Issue #61 of the Australian Marxist Review is a reflection of the global scale of the capitalist offensive against the working class and other exploited people. It also brings out the extent of the resistance to this assault in the fields of economic and diplomatic relations. There is also the never ending battle of ideas, the contest between capitalist ideology, the application of which threatens the planet with war and environmental devastation and working class ideology, which has already shown its creative potential in many parts of the world.
The issue opens with a special double-length Taking Issue article by Rob Gowland entitled “Guns, paranoia and social change”. Americans live in fear despite their relative safety compared to the people US foreign policy endangers everyday. A culture of paranoia, fear and rampant individualism creates a perfect storm of circumstances causing 30,000 Americans to die from gun violence every year.

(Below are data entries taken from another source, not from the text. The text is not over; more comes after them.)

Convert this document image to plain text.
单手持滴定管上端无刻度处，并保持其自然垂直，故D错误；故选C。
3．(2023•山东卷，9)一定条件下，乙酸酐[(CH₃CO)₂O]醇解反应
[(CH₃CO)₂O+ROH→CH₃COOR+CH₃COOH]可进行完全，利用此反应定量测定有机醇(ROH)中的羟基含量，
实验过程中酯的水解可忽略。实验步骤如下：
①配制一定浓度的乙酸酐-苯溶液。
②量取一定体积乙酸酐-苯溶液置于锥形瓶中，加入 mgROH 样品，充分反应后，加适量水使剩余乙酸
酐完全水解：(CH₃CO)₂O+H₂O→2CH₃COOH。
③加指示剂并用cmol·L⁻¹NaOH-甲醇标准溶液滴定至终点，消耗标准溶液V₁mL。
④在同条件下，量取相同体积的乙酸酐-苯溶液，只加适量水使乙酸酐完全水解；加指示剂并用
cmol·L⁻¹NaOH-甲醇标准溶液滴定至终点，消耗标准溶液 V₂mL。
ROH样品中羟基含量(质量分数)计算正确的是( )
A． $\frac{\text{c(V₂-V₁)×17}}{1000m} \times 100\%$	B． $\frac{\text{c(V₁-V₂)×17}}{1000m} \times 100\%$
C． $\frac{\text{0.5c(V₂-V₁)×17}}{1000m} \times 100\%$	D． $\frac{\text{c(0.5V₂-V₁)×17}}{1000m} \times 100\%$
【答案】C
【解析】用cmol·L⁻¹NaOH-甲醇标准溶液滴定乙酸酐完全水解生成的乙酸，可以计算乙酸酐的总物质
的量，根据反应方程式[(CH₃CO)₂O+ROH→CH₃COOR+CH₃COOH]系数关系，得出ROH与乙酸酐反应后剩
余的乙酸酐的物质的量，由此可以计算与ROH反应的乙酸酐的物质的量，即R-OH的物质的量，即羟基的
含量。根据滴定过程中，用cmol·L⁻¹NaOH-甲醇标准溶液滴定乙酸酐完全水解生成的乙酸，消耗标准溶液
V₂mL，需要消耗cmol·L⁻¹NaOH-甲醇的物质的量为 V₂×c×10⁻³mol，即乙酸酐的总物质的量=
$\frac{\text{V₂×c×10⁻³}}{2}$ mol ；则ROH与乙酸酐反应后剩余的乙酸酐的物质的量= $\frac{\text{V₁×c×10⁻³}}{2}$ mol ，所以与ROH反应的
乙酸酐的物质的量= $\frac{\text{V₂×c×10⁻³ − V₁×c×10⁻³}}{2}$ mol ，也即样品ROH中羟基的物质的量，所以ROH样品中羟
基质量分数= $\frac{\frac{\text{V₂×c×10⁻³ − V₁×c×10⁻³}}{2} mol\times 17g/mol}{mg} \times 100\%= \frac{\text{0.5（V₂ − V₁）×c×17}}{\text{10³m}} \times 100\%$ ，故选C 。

Harmful capitalist culture poses a risk to the Socialist countries as the students they send abroad bring anti-communist ideas home with them. Michael Hooper, in his article “Capitalist Trojan Horses: The danger of returning Chinese students” describes the historical political impact on Chinese society of students who studied abroad, the lengths to which institutions will go in capitalist countries to brainwash these students and the need for local communists to play their part in negating this process.

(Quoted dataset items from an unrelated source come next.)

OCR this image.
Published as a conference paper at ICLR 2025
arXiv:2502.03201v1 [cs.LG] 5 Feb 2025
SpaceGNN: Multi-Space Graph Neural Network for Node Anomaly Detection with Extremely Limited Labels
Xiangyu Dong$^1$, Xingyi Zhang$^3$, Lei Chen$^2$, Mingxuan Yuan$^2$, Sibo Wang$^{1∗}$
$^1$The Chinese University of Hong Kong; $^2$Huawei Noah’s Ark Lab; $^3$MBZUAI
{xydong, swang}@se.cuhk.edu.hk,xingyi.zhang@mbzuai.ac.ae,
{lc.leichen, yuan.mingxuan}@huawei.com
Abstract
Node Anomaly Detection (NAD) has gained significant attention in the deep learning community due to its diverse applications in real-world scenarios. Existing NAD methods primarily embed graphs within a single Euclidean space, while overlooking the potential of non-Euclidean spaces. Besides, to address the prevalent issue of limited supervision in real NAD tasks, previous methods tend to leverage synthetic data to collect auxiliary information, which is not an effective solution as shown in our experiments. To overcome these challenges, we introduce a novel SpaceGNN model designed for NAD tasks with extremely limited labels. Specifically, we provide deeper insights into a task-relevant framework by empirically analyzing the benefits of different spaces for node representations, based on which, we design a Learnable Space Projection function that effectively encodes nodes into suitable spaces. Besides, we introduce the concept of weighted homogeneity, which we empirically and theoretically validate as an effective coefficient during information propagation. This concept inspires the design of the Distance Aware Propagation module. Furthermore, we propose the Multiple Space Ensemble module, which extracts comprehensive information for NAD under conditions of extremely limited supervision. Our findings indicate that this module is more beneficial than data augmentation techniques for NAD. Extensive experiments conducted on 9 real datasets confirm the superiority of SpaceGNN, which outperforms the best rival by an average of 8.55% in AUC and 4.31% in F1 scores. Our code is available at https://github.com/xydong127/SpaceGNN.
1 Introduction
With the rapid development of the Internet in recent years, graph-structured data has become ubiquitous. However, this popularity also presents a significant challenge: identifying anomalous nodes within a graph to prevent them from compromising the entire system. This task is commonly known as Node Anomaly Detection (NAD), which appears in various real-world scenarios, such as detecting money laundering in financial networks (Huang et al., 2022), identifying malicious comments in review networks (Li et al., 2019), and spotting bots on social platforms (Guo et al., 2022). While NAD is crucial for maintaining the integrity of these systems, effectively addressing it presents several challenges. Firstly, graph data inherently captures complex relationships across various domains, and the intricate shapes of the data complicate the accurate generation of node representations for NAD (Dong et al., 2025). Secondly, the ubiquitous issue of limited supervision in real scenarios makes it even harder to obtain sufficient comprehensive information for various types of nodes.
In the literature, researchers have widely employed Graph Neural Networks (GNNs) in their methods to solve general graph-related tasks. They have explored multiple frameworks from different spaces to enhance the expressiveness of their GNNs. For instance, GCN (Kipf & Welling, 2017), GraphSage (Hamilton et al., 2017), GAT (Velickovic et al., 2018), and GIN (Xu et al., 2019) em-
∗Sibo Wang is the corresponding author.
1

The insidious propaganda churned out by capitalist media seeks to win public support for the actions of Imperialism. The demonisation of the Democratic People’ Republic of Korea aids Imperialism in it's economic war against a socialist country that dares to pursue independence and an alternative to capitalism. “The crucifixion of North Korea, the demonisation of the DPRK: UN Security Council Resolution 2270” by Carla Stea provides a detailed report into this economic warfare and the campaign of lies and propaganda designed to justify anti-DPRK aggression.
Imperialism doesn't merely rely on physical and economic violence to attack working people, it also fights on an ideological and linguistic level. Bob Briton exposes the ideological attack on our movement in “Rescuing the word Socialism” and restates the need for public property and working class state power. Carrying out solidarity work in defence of the DPRK and to oppose imperialist aggression is an expression of Internationalism, one of the core principles of the Communist movement. Lars Ulrik Thomsen recounts important events and principles of Internationalism in his article: “Internationalism – past, present and future”.

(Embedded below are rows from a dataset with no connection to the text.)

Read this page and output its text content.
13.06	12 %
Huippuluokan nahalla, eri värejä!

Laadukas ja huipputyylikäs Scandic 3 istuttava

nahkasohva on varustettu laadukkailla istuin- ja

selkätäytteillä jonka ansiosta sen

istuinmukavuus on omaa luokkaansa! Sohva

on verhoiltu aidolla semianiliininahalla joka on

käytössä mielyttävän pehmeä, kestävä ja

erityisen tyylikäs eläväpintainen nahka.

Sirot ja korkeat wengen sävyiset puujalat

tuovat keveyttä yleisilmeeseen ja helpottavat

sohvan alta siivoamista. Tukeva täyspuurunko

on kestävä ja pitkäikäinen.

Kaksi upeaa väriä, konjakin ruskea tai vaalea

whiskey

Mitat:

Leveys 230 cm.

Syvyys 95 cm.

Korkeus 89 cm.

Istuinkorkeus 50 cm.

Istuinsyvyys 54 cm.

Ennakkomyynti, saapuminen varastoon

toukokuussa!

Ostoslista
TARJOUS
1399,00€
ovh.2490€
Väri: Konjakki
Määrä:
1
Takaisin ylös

Once the working class takes state power, it is faced with the massive task of building a new kind of society out of the poisoned foundations of the old world. Each successful revolution grappled with the problem of how best to organise agriculture based on non-exploitative relations of production, while improving productivity and protecting the environment. The late Marxist biologist Richard Levins who advised the Cuban government on agricultural reform and Wadi’h Halabi introduce their thoughts on how to achieve these three goals in their article: “Scientific development of agricultural productivity after a socialist revolution”. In Australia, any attempt to reorganise agriculture on a rational basis would first require sovereignty to be invested in the Australian people rather than a foreign monarch. David Matters in “The myth of terra nullius and Australian sovereignty”, provides a historical account of how indigenous people were dispossessed through the terra nullius doctrine and the need for Australian to cut ties with its colonial past.
This issue of the AMR introduces a new “Discussions” section where readers are encouraged to reply to articles they have read in previous issues. Don Wilson provides the first contribution to this section with a reply to Lars Ulrik Thomsen’s article “Lenin’s analysis of imperialism – a pioneering work” from issue 60.